More warnings about the Internet of Toys

On Monday the Financial Times carried a report of a new warning from the FBI about the dangers to children and young people arising from

Smart toys made by a slew of companies …increasingly incorporating technologies that learn and tailor their behaviours based on user interactions…

These features could put the privacy and safety of children at risk due to the large amount of personal information that may be unwittingly disclosed.

Information such as the child’s name, school, likes and dislikes, and activities may be disclosed through normal conversation with the toy or in the surrounding environment.

The collection of a child’s personal information combined with a toy’s ability to connect to the Internet or other devices raises concerns for privacy and physical safety. Perhaps even more worrisome to parents, the potential misuse of sensitive data such as GPS location information, visual identifiers from pictures or videos, and known interests to garner trust from a child could present exploitation risks.

The answer to this and our call has to be Safety by Design, Security by Default. (SDSD). A neat strapline but how do we transform it into a concrete reality?

The FBI say

Parents should examine toy company user agreement disclosures and privacy practices, and should know where their family’s personal data is sent and stored, including if it’s sent to third-party services.

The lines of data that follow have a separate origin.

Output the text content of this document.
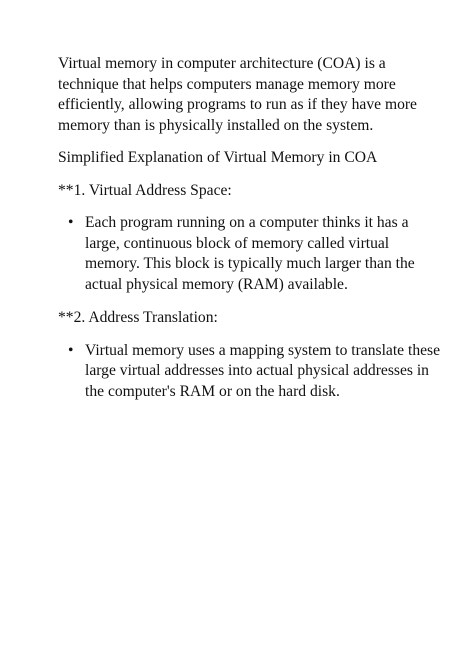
Virtual memory in computer architecture (COA) is a technique that helps computers manage memory more efficiently, allowing programs to run as if they have more memory than is physically installed on the system.

Simplified Explanation of Virtual Memory in COA

**1. Virtual Address Space:

• Each program running on a computer thinks it has a large, continuous block of memory called virtual memory. This block is typically much larger than the actual physical memory (RAM) available.

**2. Address Translation:

• Virtual memory uses a mapping system to translate these large virtual addresses into actual physical addresses in the computer's RAM or on the hard disk.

That sounds remarkably like the advice we get on everything. It is good advice but not good enough. Consumers, parents, and children need an interlocutor to act on their behalf to ensure that appropriate standards are in fact being met without requiring anyone to get out a magnifying glass to read the small print.

I am sure the big toy brands will be thinking about this very deeply. The risk, as ever, is that a small fly-by-night outfit  – invoking the name of the god of innovation – will rush to bring something to market, make a ton of money in a very short space of time thanks to clever marketing, then something dreadful happens because they haven’t paid enough attention to the security features. A child or children are seriously hurt and the whole market in connected toys takes a major hit. Maybe the well is poisoned for a very long time. We’ve already been perilously close to such a scenario.

There is an EU Directive on Toys from 2009 and it does include references to computers, games consoles and the like but as far as I could see it does not mention the internet or privacy. Maybe this needs updating, or perhaps the GDPR provides a sufficient legal basis. Either way there also needs to be a link to something like the CE marking regime so that parents and children have a ready way of knowing that what they may be about to buy or use meets certain basic standards.